Dev can really relate. When they’re filming, Dev can throw himself into it completely, feeding off the energy of it all, giving his busy brain the perfect outlet for all its extra. For nine weeks, he flies through twelve-hour days on a steady diet of coffee and cookies and feels no need to ever stop moving. But invariably, after they film the Final Tiara Ceremony, he crashes. The energy bottoms out, creating a vacuum inside his head. He climbs into bed and stays there for a week until he can recalibrate.
It’s how he’s always worked. In college, it would come in huge bursts of creative energy. He would spend two weeks writing a script—open up his heart and pour it all onto the page—and then, out of nowhere, he would sort of wake up, realize every word was shit, climb into bed, and watch The Office until he could face the real world again.
For some inexplicable reason, he almost tells Charlie Winshaw about the coffee and cookies and dabbling with depression, about his busy brain and his too-big heart. The urge to confide in him makes no sense, except he feels like he’s been living this night for years—like he’s stuck in a very unfunny Groundhog Day of his own personal hell, haunted by cute boys who don’t believe in love.
Dev swallows down the confession rising in his throat. “It sounds like we have a deal.”
He reaches for Charlie’s hand.
“Deal,” Charlie echoes, and his enormous hand squeezes Dev’s. Charlie doesn’t pull away immediately, so they remain with their hands frozen between them for a beat too long. Dev ignores the way his skin hums at the touch, because they’re finally making progress, and Dev isn’t going to screw that up because a pretty man with a weak understanding of socially appropriate handshake lengths is touching him.
When it becomes clear Charlie is never going to let go of his hand, Dev pulls away first.
“It’s probably been ten minutes. Should we assess the damage?”
They lower the ice packs, and somehow, Charlie makes a nose injury look exquisite, his cheeks a crisp pink from the cold compresses and his large gray eyes circled in light purple.
“Yikes,” Dev says.
“Is it bad?”
“You might as well scrap this face completely and start over from scratch.”

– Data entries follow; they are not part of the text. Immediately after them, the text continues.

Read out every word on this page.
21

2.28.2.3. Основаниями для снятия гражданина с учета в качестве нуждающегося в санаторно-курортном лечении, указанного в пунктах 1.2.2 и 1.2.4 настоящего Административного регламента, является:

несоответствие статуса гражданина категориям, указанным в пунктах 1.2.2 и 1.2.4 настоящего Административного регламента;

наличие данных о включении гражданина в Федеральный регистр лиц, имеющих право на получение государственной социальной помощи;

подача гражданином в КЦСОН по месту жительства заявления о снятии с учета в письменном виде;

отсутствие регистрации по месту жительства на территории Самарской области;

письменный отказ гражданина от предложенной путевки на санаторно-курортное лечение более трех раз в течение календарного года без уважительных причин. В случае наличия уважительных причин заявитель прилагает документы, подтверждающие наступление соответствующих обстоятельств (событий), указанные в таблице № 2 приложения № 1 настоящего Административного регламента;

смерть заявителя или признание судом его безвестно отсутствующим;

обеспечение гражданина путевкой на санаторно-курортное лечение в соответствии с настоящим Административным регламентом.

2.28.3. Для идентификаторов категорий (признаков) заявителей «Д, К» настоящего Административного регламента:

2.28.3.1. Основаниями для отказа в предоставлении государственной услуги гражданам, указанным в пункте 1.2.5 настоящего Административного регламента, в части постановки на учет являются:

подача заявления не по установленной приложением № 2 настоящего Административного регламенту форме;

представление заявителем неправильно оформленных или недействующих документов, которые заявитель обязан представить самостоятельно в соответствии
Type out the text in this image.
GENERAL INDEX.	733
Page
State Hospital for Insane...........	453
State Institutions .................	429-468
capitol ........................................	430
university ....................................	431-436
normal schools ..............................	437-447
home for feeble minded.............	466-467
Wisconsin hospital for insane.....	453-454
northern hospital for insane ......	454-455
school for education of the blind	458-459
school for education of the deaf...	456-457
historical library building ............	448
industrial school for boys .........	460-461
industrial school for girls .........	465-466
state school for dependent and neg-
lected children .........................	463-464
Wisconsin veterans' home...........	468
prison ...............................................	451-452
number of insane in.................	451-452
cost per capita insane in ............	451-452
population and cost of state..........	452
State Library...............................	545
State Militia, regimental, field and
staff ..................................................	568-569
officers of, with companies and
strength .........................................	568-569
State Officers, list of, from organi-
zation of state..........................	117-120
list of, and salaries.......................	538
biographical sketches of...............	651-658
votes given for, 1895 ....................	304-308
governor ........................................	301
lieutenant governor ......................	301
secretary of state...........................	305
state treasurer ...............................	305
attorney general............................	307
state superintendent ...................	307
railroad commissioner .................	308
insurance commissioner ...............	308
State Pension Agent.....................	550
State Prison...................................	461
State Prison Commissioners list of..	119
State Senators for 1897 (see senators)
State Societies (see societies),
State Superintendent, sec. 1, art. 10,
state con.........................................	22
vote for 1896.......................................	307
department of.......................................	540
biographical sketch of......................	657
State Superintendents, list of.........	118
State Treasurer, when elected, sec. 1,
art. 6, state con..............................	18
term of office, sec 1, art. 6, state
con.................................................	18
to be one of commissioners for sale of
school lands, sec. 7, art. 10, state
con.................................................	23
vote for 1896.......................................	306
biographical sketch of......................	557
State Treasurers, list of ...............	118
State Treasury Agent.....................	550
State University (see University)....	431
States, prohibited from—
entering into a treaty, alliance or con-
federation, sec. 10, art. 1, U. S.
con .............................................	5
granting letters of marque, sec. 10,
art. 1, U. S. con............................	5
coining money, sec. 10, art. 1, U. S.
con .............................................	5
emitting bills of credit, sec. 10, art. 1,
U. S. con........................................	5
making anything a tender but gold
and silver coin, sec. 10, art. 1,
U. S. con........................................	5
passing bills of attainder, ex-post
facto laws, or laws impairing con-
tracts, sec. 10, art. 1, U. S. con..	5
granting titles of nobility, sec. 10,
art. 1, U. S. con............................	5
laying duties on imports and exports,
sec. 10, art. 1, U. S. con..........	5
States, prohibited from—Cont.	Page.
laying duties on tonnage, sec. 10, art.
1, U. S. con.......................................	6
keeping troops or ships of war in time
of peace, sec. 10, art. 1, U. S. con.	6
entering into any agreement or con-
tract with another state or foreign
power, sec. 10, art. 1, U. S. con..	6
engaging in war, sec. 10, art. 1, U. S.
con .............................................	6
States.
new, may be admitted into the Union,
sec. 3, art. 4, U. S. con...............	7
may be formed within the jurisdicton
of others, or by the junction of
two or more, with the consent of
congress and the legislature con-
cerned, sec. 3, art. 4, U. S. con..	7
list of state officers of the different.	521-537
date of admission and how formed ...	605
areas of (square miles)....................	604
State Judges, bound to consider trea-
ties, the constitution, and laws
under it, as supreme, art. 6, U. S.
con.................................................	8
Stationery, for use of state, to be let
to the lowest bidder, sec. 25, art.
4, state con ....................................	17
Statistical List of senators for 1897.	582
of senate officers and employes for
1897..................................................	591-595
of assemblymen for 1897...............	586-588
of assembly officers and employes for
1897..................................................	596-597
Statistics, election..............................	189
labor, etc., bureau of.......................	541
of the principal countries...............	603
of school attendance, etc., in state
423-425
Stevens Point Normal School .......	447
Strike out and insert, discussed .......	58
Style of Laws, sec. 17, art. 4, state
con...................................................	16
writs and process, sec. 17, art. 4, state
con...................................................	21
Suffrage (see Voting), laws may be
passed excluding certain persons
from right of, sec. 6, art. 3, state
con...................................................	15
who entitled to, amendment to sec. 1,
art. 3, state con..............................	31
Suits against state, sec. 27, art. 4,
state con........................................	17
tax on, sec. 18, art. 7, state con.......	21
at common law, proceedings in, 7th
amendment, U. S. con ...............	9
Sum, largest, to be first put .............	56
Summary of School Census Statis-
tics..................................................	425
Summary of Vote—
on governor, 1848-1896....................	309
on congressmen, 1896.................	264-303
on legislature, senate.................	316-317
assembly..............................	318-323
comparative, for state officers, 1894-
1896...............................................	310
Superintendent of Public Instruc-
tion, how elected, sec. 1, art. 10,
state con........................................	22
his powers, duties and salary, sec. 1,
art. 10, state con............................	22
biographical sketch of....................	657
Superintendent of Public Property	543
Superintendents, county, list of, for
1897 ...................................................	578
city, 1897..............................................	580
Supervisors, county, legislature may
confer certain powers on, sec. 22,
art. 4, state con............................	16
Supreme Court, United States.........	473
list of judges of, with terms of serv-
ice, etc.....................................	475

“Ah, well, no great loss. People don’t like me for my face. They generally prefer my sparkling personality.”
Dev laughs again. Charlie’s kind of funny when you can get him to speak without stammering. Dev shakes out three Tylenol and reaches for Charlie’s water bottle. “So you’re not going to quit on us? You’ll stick it out as our Prince Charming?”
Charlie swallows the pills. “If… if you really think I can do this?”
“We can do this.”
Charlie stares up at him, a question twisting the corner of his mouth. “You,” he tries, eyebrows bunched together, “you think you can make me actually fall in love with one of these women, don’t you?”